Education for Adult English Language Learners in the United States: Trends, Research, and Promising Practices

Part VI: Assessment and Accountability

Learner assessment is a priority in adult education. Many adult education programs use a variety of assessment tools to place learners in classes, inform instruction, evaluate learner progress, and report outcomes of instruction. These assessment tools include standardized tests, materials-based and teacher-made tests, portfolios, projects, and demonstrations. Needs assessment and goal-setting activities also play an important role in determining in what areas (e.g., language skills, content areas, functional life skills, literacy) the learner needs the most work.

State of the Field

The Workforce Investment Act of 1998 (WIA; Public Law 105–220) funds adult English as a second language (ESL) instruction through the U.S. Department of Education. WIA requires states to evaluate the performance of every local program according to outcome measures established under the National Reporting System (NRS) (U.S. Department of Education, 2007b). These outcomes include educational level advancement and follow-up goal achievement. States have the flexibility to choose which assessments and procedures they will use to measure these outcomes.

Upon enrollment in an adult ESL program, students place into one of six ESL educational functioning levels based on their pretest scores on an approved standardized assessment. Their progress through these levels is reported each year by state departments of education to the U.S. Department of Education, Office of Vocational and Adult Education (OVAE). Each state negotiates a target percentage of students at each educational functioning level that will advance at least one level (educational level gain) each year. A state can set different standards for different service providers or for different levels of proficiency. For example, the percentage of learners expected to move from the lowest proficiency level could be lower than the percentage expected to move from higher proficiency levels. This recognizes that a learner who enters a program with no literacy skills may require a great deal of instruction before achieving level gain.

Following the NRS state assessment policy guidelines (, states identify standardized assessments and procedures that programs can use to determine learners’ functioning levels, establish timeframes for assessments to be given (either at specific times during the year or after a given number of hours of instruction), and train program staff to administer the assessments. Educational level gain in language and literacy is measured by pretesting students with an approved standardized assessment, then posttesting them with an equivalent form of the same assessment after a predetermined number of instructional hours or at the end of an instructional cycle. The minimum number of instructional hours recommended between pretesting and posttesting for NRS-approved assessments ranges from 40 to 120 hours. For reporting purposes, adult ESL programs must pretest and posttest all students who attend 12 or more hours of class annually.

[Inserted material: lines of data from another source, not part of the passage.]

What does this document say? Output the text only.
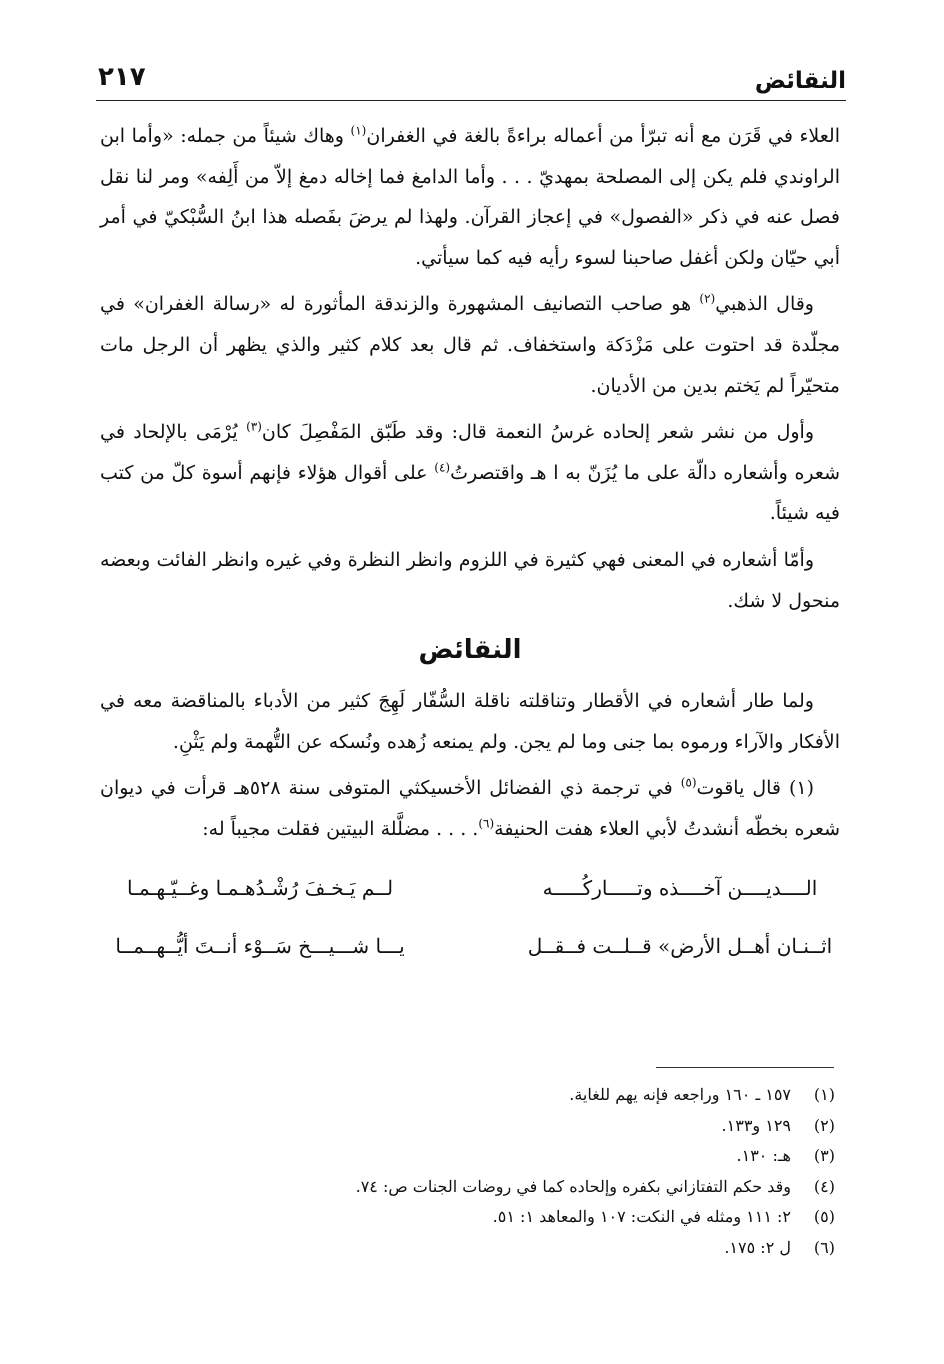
النقائض
٢١٧

العلاء في قَرَن مع أنه تبرّأ من أعماله براءةً بالغة في الغفران$^{(١)}$ وهاك شيئاً من جمله: «وأما ابن الراوندي فلم يكن إلى المصلحة بمهديّ . . . وأما الدامغ فما إخاله دمغ إلاّ من أَلِفه» ومر لنا نقل فصل عنه في ذكر «الفصول» في إعجاز القرآن. ولهذا لم يرضَ بفَصله هذا ابنُ السُّبْكيّ في أمر أبي حيّان ولكن أغفل صاحبنا لسوء رأيه فيه كما سيأتي.

وقال الذهبي$^{(٢)}$ هو صاحب التصانيف المشهورة والزندقة المأثورة له «رسالة الغفران» في مجلّدة قد احتوت على مَزْدَكة واستخفاف. ثم قال بعد كلام كثير والذي يظهر أن الرجل مات متحيّراً لم يَختم بدين من الأديان.

وأول من نشر شعر إلحاده غرسُ النعمة قال: وقد طَبّق المَفْصِلَ كان$^{(٣)}$ يُرْمَى بالإلحاد في شعره وأشعاره دالّة على ما يُزَنّ به ا هـ واقتصرتُ$^{(٤)}$ على أقوال هؤلاء فإنهم أسوة كلّ من كتب فيه شيئاً.

وأمّا أشعاره في المعنى فهي كثيرة في اللزوم وانظر النظرة وفي غيره وانظر الفائت وبعضه منحول لا شك.

النقائض

ولما طار أشعاره في الأقطار وتناقلته ناقلة السُّفّار لَهِجَ كثير من الأدباء بالمناقضة معه في الأفكار والآراء ورموه بما جنى وما لم يجن. ولم يمنعه زُهده ونُسكه عن التُّهمة ولم يَثْنِ.

(١) قال ياقوت$^{(٥)}$ في ترجمة ذي الفضائل الأخسيكثي المتوفى سنة ٥٢٨هـ قرأت في ديوان شعره بخطّه أنشدتُ لأبي العلاء هفت الحنيفة$^{(٦)}$. . . . مضلَّلة البيتين فقلت مجيباً له:

الــــديــــن آخــــذه وتـــــاركُـــــه
لــم يَـخـفَ رُشْـدُهـمـا وغــيّـهـمـا
اثــنـان أهــل الأرض» قــلــت فــقــل
يـــا شـــيـــخ سَــوْء أنــتَ أيُّــهــمــا
(١)
١٥٧ ـ ١٦٠ وراجعه فإنه يهم للغاية.
(٢)
١٢٩ و١٣٣.
(٣)
هـ: ١٣٠.
(٤)
وقد حكم التفتازاني بكفره وإلحاده كما في روضات الجنات ص: ٧٤.
(٥)
٢: ١١١ ومثله في النكت: ١٠٧ والمعاهد ١: ٥١.
(٦)
ل ٢: ١٧٥.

The six NRS ESL educational functioning levels are used to place adult learners based on their scores on an approved standardized assessment. The NRS ESL educational functioning level descriptors describe what students know and can do in speaking, listening, reading, writing, and functional and workplace skills at each level (see Appendix). These level descriptors focus on what students can do with the language in daily life outside the classroom. They are intended to provide examples that guide assessment and instruction but are not complete descriptions of all of the skills a student may possess at any given level. The descriptors were revised in 2006 to reflect the larger number of adult ESL learners at the lower levels and the need to show the progress of learners at these levels (Table 4.)

Table 4. Original and Revised NRS Levels

Original (Program Year 1999–2000 to 2005–2006)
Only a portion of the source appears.